Latest decision builds on three decades of work
Ellis has been advocating for the disability community in amicus briefs in cases before the U.S. Supreme Court since 1984 and has involved dozens of students and faculty colleagues in each of those cases over the years. He has filed over 20 briefs with the U.S. Supreme Court, Federal Appellate Courts, and the highest courts in several states, each with a team of UNM students and faculty.
“For decades, Professor Ellis has advocated tirelessly for the fair treatment and dignity of people with intellectual disability,” says UNM School of Law Dean Alfred Mathewson. “And for decades, he has included UNM Law School faculty colleagues and student teams in each of those efforts.”
“This is not part of his regular course load,” explains UNM School of Law Dean Sergio Pareja. “Professor Ellis teaches Criminal Law, Constitutional Law, and a variety of other courses. The work he does on the amicus briefs is part of his broader effort to serve the community and the legal profession.”

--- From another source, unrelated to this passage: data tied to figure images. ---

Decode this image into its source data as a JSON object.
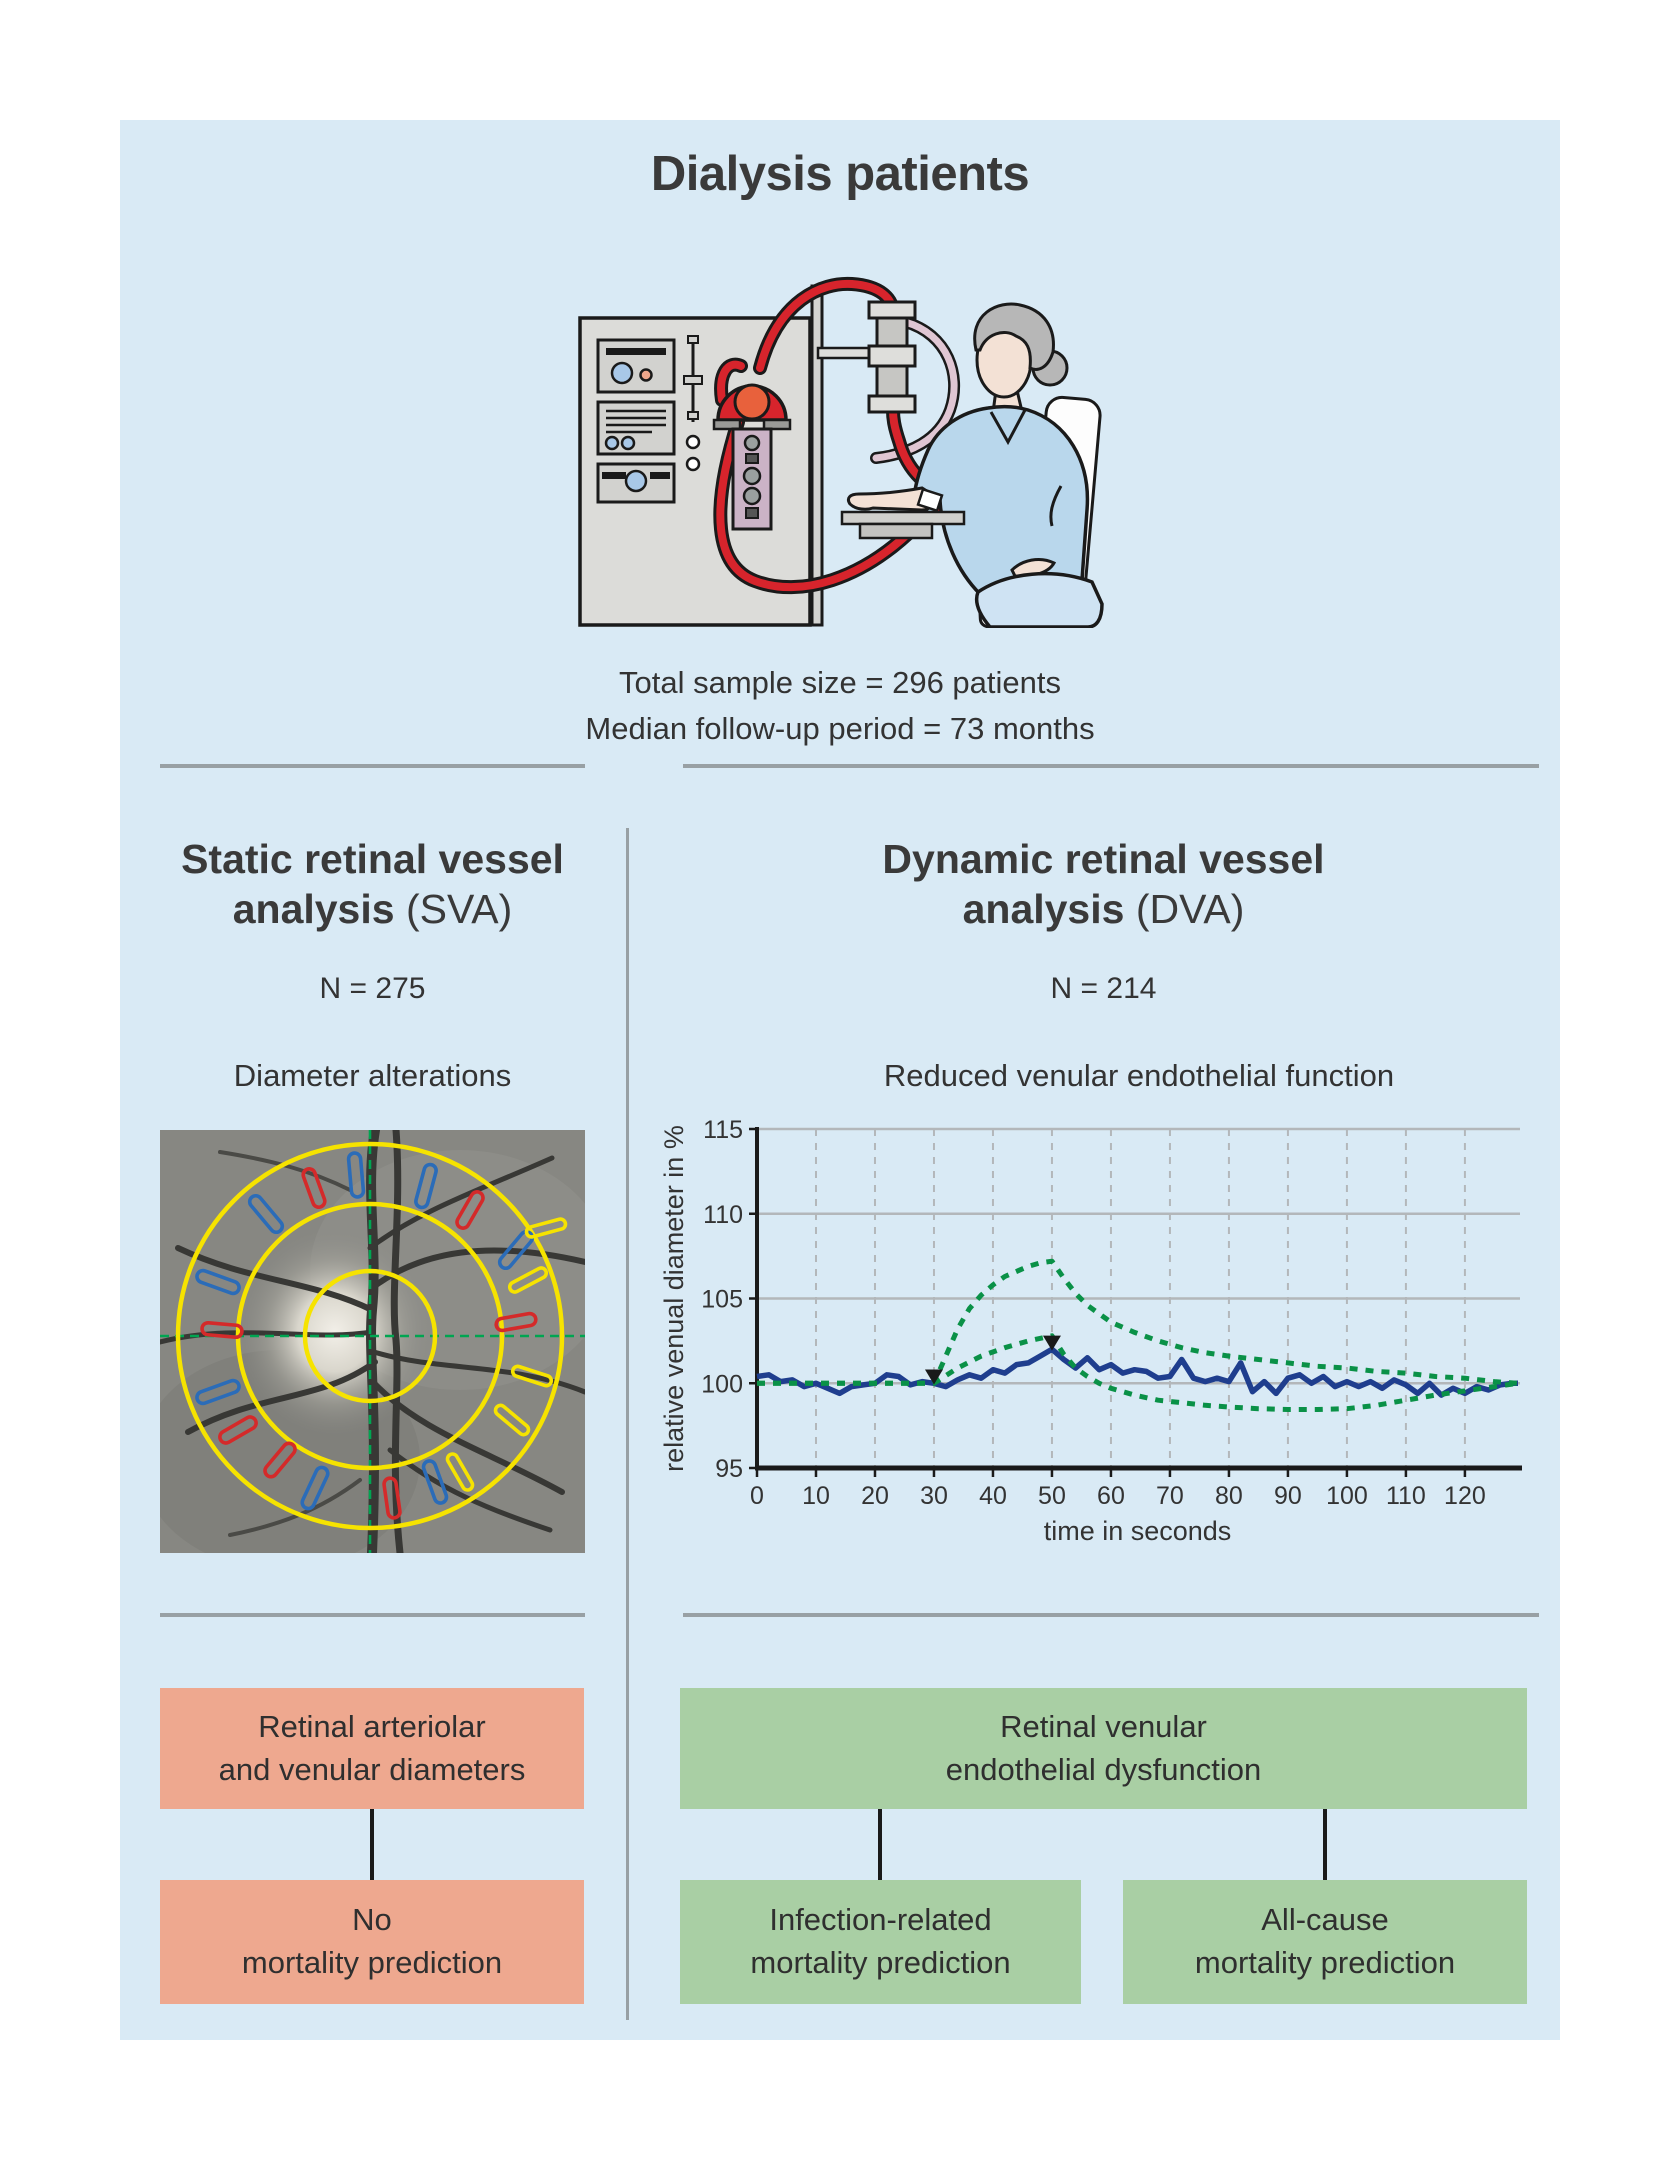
{
  "header": {
    "title": "Dialysis patients"
  },
  "summary": {
    "line1": "Total sample size = 296 patients",
    "line2": "Median follow-up period = 73 months"
  },
  "sva": {
    "heading_line1": "Static retinal vessel",
    "heading_line2_bold": "analysis",
    "heading_line2_suffix": " (SVA)",
    "n_label": "N = 275",
    "section_label": "Diameter alterations",
    "outcome_box": {
      "line1": "Retinal arteriolar",
      "line2": "and venular diameters"
    },
    "result_box": {
      "line1": "No",
      "line2": "mortality prediction"
    }
  },
  "dva": {
    "heading_line1": "Dynamic retinal vessel",
    "heading_line2_bold": "analysis",
    "heading_line2_suffix": " (DVA)",
    "n_label": "N = 214",
    "outcome_box": {
      "line1": "Retinal venular",
      "line2": "endothelial dysfunction"
    },
    "result_box_left": {
      "line1": "Infection-related",
      "line2": "mortality prediction"
    },
    "result_box_right": {
      "line1": "All-cause",
      "line2": "mortality prediction"
    }
  },
  "chart_data": {
    "type": "line",
    "title": "Reduced venular endothelial function",
    "xlabel": "time in seconds",
    "ylabel": "relative venual diameter in %",
    "xlim": [
      0,
      129
    ],
    "ylim": [
      95,
      115
    ],
    "xticks": [
      0,
      10,
      20,
      30,
      40,
      50,
      60,
      70,
      80,
      90,
      100,
      110,
      120
    ],
    "yticks": [
      95,
      100,
      105,
      110,
      115
    ],
    "grid": {
      "vertical": "dashed",
      "horizontal": "solid",
      "legend": "none"
    },
    "series": [
      {
        "name": "measured relative venular diameter",
        "color": "#1f3e8e",
        "style": "solid",
        "x": [
          0,
          2,
          4,
          6,
          8,
          10,
          12,
          14,
          16,
          18,
          20,
          22,
          24,
          26,
          28,
          30,
          32,
          34,
          36,
          38,
          40,
          42,
          44,
          46,
          48,
          50,
          52,
          54,
          56,
          58,
          60,
          62,
          64,
          66,
          68,
          70,
          72,
          74,
          76,
          78,
          80,
          82,
          84,
          86,
          88,
          90,
          92,
          94,
          96,
          98,
          100,
          102,
          104,
          106,
          108,
          110,
          112,
          114,
          116,
          118,
          120,
          122,
          124,
          126,
          128,
          129
        ],
        "y": [
          100.4,
          100.5,
          100.1,
          100.2,
          99.8,
          100.0,
          99.7,
          99.4,
          99.8,
          99.9,
          100.0,
          100.5,
          100.4,
          99.9,
          100.1,
          100.0,
          99.8,
          100.2,
          100.5,
          100.3,
          100.8,
          100.6,
          101.1,
          101.2,
          101.6,
          102.0,
          101.4,
          100.9,
          101.5,
          100.8,
          101.1,
          100.6,
          100.8,
          100.7,
          100.3,
          100.4,
          101.4,
          100.3,
          100.1,
          100.3,
          100.1,
          101.2,
          99.5,
          100.1,
          99.4,
          100.3,
          100.5,
          100.0,
          100.4,
          99.8,
          100.1,
          99.8,
          100.1,
          99.7,
          100.2,
          99.9,
          99.4,
          100.0,
          99.3,
          99.7,
          99.4,
          99.8,
          99.6,
          99.9,
          100.0,
          100.0
        ]
      },
      {
        "name": "reference response envelope upper bound",
        "color": "#0a9147",
        "style": "dotted",
        "x": [
          0,
          30,
          32,
          34,
          36,
          38,
          40,
          42,
          44,
          46,
          48,
          50,
          52,
          54,
          56,
          58,
          60,
          64,
          68,
          72,
          76,
          80,
          85,
          90,
          95,
          100,
          105,
          110,
          115,
          120,
          125,
          129
        ],
        "y": [
          100,
          100,
          101.6,
          103.2,
          104.4,
          105.2,
          105.8,
          106.3,
          106.6,
          106.9,
          107.1,
          107.2,
          106.2,
          105.3,
          104.6,
          104.1,
          103.6,
          103.0,
          102.5,
          102.1,
          101.8,
          101.6,
          101.4,
          101.2,
          101.0,
          100.9,
          100.7,
          100.6,
          100.4,
          100.3,
          100.1,
          100.0
        ]
      },
      {
        "name": "reference response envelope lower bound",
        "color": "#0a9147",
        "style": "dotted",
        "x": [
          0,
          30,
          34,
          38,
          42,
          46,
          50,
          52,
          54,
          56,
          58,
          60,
          64,
          68,
          72,
          76,
          80,
          85,
          90,
          95,
          100,
          105,
          110,
          115,
          120,
          125,
          129
        ],
        "y": [
          100,
          100,
          100.9,
          101.6,
          102.1,
          102.5,
          102.8,
          101.7,
          100.9,
          100.4,
          100.0,
          99.7,
          99.3,
          99.0,
          98.85,
          98.7,
          98.6,
          98.5,
          98.45,
          98.45,
          98.5,
          98.7,
          99.0,
          99.3,
          99.55,
          99.8,
          100.0
        ]
      }
    ],
    "markers": [
      {
        "x": 30,
        "y": 100.1,
        "shape": "triangle-down",
        "color": "#1a1a1a"
      },
      {
        "x": 50,
        "y": 102.1,
        "shape": "triangle-down",
        "color": "#1a1a1a"
      }
    ]
  },
  "colors": {
    "page_bg": "#ffffff",
    "panel_bg": "#d9eaf5",
    "heading_text": "#3a3a3a",
    "body_text": "#333333",
    "divider": "#98a0a4",
    "connector": "#1a1a1a",
    "salmon_box": "#eea88f",
    "green_box": "#a9cfa4",
    "chart_blue": "#1f3e8e",
    "chart_green": "#0a9147",
    "grid_gray": "#b3b7ba",
    "axis_black": "#1a1a1a",
    "fundus_ring_yellow": "#f6e300",
    "fundus_cross_green": "#00a551",
    "vessel_mark_blue": "#2b6cb8",
    "vessel_mark_red": "#d42a2a",
    "tube_red": "#d7242c",
    "machine_gray": "#dcdcd9",
    "scrub_blue": "#b9d7ec",
    "skin": "#f3e1d5"
  }
}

Professor Carol M. Suzuki has worked on briefs with Ellis for years. “Students participate in a process that demands they adhere to the tenets of confidentiality and professionalism essential to the practice of law,” says Suzuki. “In assisting Professor Ellis on the amicus briefs, students learn the importance of every word, comma, footnote and argument, and how to anticipate the effect of those words and the responses they may bring from other litigants.”
The historic decision in Moore v. Texas is a victory for people with intellectual disabilities and advocates of science and clinical standards. “It is also a human victory, as Bobby James Moore and potentially dozens of people who are constitutionally protected from the death penalty will now be given an opportunity to have their cases evaluated by scientific standards rather than literary fiction,” says Professor April Land, who has worked on many briefs with Ellis. “The victory is especially sweet given that Professor Ellis has been fighting this particular battle for over 30 years.”
Overview of Ellis' advocacy
In the mid-1980s, Distinguished Professor Jim Ellis began to focus on the need for the use of science and clinical standards in the adjudication of people with intellectual disability in the death penalty context. He and a faculty and student team filed an amicus brief Penry v. Lynaugh in 1989.
The work begun in Penry was rewarded in 2002, when Ellis and another team of students and faculty filed briefs in the U.S. Supreme Court case Atkins v. Virginia. Ellis argued the case himself, preparing with the help of moot courts conducted by students and faculty colleagues. It culminated in the Court’s using clinical evidence of the functioning of people with intellectual disability to bar their execution as a violation of the Eighth Amendment.
The work advocating the use of science and clinical standards, not stereotypes, in judging people with intellectual disability continued. In 2014, Ellis and another student and faculty team filed an amicus brief in in Hall v. Florida. The U.S. Supreme Court used that brief in its decision holding that Florida’s refusal to accept the scientifically-necessary standard error of measurement in IQ testing would allow people with an intellectual disability to be executed.
Two years later he and his latest team filed in the current case, Moore.